Originally released via Apple Arcade and now available on PC, the concept of the game is blissfully, eighties-design era simple. You create a city, but this isn’t a typical city builder: all you have to do is craft the road system. Buildings large and small crop up as time progresses, and your job is simply to connect everything up in a sensible manner that encourages further growth.


You have a limited amount of roads and accessories such as roundabouts, traffic lights, bridges, and of course motorways at any given time. Your job is to carefully juggle the needs of the city with the resources you have, producing a layout that minimizes traffic jams. Buildings are color coded – so blue homes will spit out cars of the same color that need to make their way to blue businesses – and therefore quickly the game’s randomly spawning infrastructure will force you to make hard decisions about moving around resources to keep the city moving. If things get too clogged up, it’s game over.

If all of this sounds familiar, that’s because it’s very similar to a Dinosaur Polo Club title, Mini Metro. That game was built around railway infrastructure – but the freedom of the open road means that somehow the options you have on the table at any given moment gives this game’s action the impression of being less constrained than its predecessor. In reality they are very similar, but also different in a few precise and cleverly-calibrated ways that ultimately make Mini Motorways the far superior of the two.

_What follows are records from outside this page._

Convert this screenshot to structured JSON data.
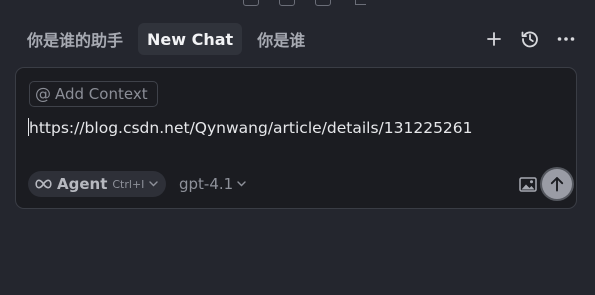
{
  "tabs": [
    {
      "label": "你是谁的助手",
      "active": false
    },
    {
      "label": "New Chat",
      "active": true
    },
    {
      "label": "你是谁",
      "active": false
    }
  ],
  "top_actions": {
    "new_icon": "plus-icon",
    "history_icon": "history-icon",
    "more_icon": "more-icon"
  },
  "composer": {
    "add_context_label": "Add Context",
    "input_value": "https://blog.csdn.net/Qynwang/article/details/131225261",
    "agent_label": "Agent",
    "agent_shortcut": "Ctrl+I",
    "model_label": "gpt-4.1"
  },
  "colors": {
    "background": "#24262e",
    "panel": "#1b1c21",
    "active_tab": "#30333b",
    "send_button": "#9a9ca5"
  }
}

I love city builders, but the intricacies of road design and avoiding traffic jams are always my least favorite part of titles like Cities Skylines. The sprites for gridlocked roads from SimCity SNES and SimCity 2000 are seared into my mind from the many hours they spent taunting me. And yet… something about Mini Motorways evokes none of that stress, of that frustration. Even as I see the road systems overloaded, a failure and game over looming, I’m never mad: I just spring into action, trying to drop down an emergency motorway or roundabout to provide a shortcut or ease the flow of traffic.

Part of it is the mood, I suppose. The look of the game is simple, and yet at the same time it feels a disservice to use such a word to describe its artistic presentation. There’s a variety of maps, each loosely based on a real-world city, meaning real-world topography such as rivers will impact how you approach matters. Each city has a subtly different color scheme that gives it its very own mood, and despite being relatively threadbare, there’s a welcoming warmth to the visuals.

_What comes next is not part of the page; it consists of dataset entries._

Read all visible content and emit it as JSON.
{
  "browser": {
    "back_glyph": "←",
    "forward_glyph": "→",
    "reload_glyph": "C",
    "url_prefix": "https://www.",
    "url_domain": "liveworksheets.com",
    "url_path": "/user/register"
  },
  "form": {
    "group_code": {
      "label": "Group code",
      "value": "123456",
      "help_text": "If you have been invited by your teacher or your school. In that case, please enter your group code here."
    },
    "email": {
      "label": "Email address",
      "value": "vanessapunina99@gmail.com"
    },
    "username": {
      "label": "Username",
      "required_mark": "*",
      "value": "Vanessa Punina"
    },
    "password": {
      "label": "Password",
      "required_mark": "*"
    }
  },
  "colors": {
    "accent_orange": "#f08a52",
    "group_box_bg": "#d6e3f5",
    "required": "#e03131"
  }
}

For those who might struggle with the default setup, there is also a colour-blind toggle. Regardless of which visual mode you’re in, the soundtrack is similarly pleasing. It eases you along, and where it’d be easy for a title such as this to slip into the cliche of traffic noises, of horns ringing out when things go wrong – it keeps it chill. The challenge is fierce, but the mood is always calm.


A ‘finished’ city – which is to say one where you’re about to fail – is a complicated and unique work of art.

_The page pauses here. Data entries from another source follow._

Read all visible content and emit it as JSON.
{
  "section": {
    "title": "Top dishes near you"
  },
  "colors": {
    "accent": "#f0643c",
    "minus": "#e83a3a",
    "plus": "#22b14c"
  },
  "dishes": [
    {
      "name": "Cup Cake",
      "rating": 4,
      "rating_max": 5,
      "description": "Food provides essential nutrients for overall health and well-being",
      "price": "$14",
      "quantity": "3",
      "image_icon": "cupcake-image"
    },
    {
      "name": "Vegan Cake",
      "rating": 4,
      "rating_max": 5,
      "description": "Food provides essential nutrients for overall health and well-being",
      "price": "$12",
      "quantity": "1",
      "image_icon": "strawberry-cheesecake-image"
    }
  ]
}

Further, each city begins to look truly wonderful as you get deeper into games. Playing Mini Motorways, I begin to more deeply recognize why so many British cities look as they do from above; a complex web of asphalt spaghetti, broad modern roads stacked next to narrow modern ones. Taken from above, it’s more like a living thing, like veins and arteries, than the infrastructure of a city. That rings true here.

There’s nothing so complex as road width in Mini Motorways, but nevertheless you can take multiple screenshots throughout a game and tab through them afterwards to see the organic sprawl of the city and your road system stretch wide. When combined with the lovely look of the game, a ‘finished’ city – which is to say one where you’re about to fail – is a complicated and unique work of art.

Mini Motorways is a game that I can just vibe with. There was a period of time when I’d boot Mini Metro every single day in order to undertake the daily challenge. I can see that being the case again here. There’s an intricate, impossible-feeling balance to this game; it is fiendishly difficult and filled with tactical nuance with even things like the angle of how roads join one another impacting traffic speed – and yet it is also joyously mellow and inviting, the perfect way to whittle away some spare minutes. I can barely say a bad word about it.

Disclaimers: Tested on PC, via Steam. A copy was provided by the game’s publisher.